En Suisse, la robotisation de la production industrielle et l'auto-matisation du secteur des services progressent rapidement. Les banquiers parlent de 20 000 postes de travail supprimés d'ici l'an 2000. Les Etats cantonaux et la Confédération bloquent, voire diminuent leurs effectifs.
Au-delà de l'ampleur du chômage que nous connaissons aujourd'hui, ce qui inquiète, c'est le développement d'un chômage de longue durée, d'un chômage structurel qui ne doit rien à la crise et qu'une récente étude de l'université chiffre aux alentours de 4% pour le canton de Genève. Le chômage constitue la forme la plus onéreuse de réduction de temps de travail et crée de graves problèmes humains et sociaux. Il ne saurait, par conséquent, être considéré sous le seul angle de l'économie d'entreprise et du rééquilibrage des finances publiques mais doit l'être aussi sur le plan de la politique économique et d'un enjeu social qui pèse d'un poids toujours plus grand sur la société et les pouvoirs publics.

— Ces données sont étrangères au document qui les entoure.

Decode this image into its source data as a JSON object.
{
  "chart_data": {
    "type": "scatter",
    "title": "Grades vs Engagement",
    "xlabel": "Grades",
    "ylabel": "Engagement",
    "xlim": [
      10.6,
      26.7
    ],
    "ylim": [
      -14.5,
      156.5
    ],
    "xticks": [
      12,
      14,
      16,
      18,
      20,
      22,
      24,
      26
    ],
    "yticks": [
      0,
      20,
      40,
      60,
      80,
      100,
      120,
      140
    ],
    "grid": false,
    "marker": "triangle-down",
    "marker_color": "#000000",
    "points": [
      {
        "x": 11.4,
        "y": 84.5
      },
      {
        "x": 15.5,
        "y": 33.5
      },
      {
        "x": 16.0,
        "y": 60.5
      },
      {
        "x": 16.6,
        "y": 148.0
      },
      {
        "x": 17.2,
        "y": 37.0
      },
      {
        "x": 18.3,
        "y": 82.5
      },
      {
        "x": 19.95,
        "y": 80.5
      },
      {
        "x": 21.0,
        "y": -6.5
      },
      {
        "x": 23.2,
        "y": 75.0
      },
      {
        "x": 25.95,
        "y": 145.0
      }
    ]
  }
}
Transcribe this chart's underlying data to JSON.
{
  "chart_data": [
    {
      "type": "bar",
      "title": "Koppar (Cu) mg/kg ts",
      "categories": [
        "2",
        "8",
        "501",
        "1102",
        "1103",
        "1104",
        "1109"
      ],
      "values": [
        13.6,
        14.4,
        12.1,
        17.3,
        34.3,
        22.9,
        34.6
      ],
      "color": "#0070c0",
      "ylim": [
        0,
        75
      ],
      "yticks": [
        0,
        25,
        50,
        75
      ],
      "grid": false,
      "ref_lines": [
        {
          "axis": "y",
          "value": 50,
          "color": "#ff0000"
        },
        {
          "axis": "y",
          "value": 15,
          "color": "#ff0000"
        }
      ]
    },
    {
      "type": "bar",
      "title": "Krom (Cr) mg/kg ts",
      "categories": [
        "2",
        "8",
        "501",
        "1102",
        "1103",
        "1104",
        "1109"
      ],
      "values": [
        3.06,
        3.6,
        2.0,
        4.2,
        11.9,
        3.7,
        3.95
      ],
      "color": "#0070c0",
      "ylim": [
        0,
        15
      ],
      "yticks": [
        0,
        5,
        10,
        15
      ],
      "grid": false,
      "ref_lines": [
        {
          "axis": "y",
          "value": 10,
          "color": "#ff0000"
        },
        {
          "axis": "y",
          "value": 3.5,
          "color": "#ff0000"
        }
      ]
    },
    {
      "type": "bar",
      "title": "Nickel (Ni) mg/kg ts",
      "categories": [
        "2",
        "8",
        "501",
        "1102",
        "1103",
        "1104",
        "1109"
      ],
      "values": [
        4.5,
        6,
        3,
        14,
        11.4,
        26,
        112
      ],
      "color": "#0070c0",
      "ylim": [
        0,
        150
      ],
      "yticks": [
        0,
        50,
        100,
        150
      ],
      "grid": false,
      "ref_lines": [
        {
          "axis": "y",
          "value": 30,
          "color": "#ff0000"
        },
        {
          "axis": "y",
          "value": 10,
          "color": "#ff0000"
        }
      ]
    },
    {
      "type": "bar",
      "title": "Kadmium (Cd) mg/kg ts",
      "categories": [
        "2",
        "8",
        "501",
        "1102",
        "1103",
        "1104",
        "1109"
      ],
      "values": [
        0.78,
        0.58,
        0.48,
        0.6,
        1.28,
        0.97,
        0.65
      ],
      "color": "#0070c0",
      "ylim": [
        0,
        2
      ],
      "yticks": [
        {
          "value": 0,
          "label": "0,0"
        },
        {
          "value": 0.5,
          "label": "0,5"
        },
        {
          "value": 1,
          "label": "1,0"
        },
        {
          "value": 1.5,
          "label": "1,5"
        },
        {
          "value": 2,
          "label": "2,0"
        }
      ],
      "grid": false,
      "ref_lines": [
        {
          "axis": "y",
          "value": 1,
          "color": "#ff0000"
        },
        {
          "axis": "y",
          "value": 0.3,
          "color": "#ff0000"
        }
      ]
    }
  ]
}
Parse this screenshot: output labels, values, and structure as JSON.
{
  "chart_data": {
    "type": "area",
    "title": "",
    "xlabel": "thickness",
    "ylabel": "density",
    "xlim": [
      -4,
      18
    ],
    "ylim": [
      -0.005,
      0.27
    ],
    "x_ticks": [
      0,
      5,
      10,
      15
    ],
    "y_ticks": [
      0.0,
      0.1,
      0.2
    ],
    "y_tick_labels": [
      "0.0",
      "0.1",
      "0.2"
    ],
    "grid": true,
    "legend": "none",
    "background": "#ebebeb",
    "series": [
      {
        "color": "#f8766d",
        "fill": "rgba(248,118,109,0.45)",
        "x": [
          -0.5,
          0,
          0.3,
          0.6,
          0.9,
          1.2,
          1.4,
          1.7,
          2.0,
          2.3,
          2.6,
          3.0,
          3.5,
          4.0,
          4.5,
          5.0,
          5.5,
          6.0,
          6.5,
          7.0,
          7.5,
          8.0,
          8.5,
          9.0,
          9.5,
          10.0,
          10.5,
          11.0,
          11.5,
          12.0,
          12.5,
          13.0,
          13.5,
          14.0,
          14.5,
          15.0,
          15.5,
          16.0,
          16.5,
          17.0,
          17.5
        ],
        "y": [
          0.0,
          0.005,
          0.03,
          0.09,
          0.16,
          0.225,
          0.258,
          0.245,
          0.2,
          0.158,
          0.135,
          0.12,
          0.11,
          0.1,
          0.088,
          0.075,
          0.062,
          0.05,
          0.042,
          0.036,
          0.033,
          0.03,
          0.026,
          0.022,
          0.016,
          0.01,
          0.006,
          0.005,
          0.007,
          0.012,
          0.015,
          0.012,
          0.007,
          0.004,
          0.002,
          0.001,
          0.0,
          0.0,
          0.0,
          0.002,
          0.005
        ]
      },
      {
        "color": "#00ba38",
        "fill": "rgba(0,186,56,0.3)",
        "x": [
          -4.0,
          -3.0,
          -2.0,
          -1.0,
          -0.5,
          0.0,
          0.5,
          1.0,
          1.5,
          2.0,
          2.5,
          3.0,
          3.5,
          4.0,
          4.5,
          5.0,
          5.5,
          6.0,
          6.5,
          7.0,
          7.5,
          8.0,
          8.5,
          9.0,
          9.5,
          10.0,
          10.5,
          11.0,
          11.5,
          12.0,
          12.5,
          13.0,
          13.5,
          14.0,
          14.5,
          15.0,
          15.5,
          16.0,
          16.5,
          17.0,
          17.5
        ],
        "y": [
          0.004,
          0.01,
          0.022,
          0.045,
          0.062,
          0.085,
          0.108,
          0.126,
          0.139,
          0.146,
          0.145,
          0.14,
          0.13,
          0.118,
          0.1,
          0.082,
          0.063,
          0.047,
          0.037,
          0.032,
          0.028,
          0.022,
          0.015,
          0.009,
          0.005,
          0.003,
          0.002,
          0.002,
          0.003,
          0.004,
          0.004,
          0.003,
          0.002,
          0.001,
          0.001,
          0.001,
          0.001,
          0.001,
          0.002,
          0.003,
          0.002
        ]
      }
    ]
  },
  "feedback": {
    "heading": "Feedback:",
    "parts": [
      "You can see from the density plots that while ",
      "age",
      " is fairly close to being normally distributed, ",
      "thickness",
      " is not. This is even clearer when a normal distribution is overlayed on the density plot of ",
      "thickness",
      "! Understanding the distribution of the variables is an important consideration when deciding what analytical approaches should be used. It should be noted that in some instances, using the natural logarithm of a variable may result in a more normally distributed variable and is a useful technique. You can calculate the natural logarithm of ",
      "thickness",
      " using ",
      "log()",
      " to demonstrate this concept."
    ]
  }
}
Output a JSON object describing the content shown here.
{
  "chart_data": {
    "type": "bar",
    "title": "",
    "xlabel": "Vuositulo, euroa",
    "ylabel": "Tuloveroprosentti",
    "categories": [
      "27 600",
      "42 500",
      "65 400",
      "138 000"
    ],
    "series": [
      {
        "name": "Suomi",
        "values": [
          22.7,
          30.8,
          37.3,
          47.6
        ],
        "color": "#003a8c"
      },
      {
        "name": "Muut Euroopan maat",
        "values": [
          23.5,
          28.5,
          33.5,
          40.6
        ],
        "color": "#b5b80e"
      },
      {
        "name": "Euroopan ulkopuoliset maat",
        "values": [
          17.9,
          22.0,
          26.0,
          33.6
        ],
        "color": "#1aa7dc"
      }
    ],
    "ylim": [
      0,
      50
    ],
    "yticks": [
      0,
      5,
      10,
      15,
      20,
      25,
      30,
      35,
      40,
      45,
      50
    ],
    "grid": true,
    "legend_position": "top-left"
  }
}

Une politique pour l'emploi ne peut plus se limiter à des mesures ponctuelles de traitement social et de lutte contre le chômage. Elle ne peut pas non plus se contenter d'attendre la reprise d'une conjoncture favorable, ni même se limiter à la favoriser par l'amélioration des conditions-cadres de l'économie. Une reprise économique n'est, en effet, pas garante de plein emploi: nous assisterons à l'avenir, également, à une augmentation de la productivité due aux avancées techniques. Telle est l'analyse que font quelques employeurs, nombre de scientifiques et de plus en plus de politiciens et de politiciennes.
Les arguments avancés par leurs contradicteurs, diminuer les salaires et réduire les effectifs, sont économiquement des solutions d'une efficacité douteuse. Pour les collectivités publiques, par exemple, les politiques très restrictives qui sont menées conduisent paradoxalement à ralentir le rééquilibrage des finances publiques par un redressement plus lent des recettes fiscales et une diminution moins rapide du chômage. Socialement, elles se révèlent plus illusoires encore.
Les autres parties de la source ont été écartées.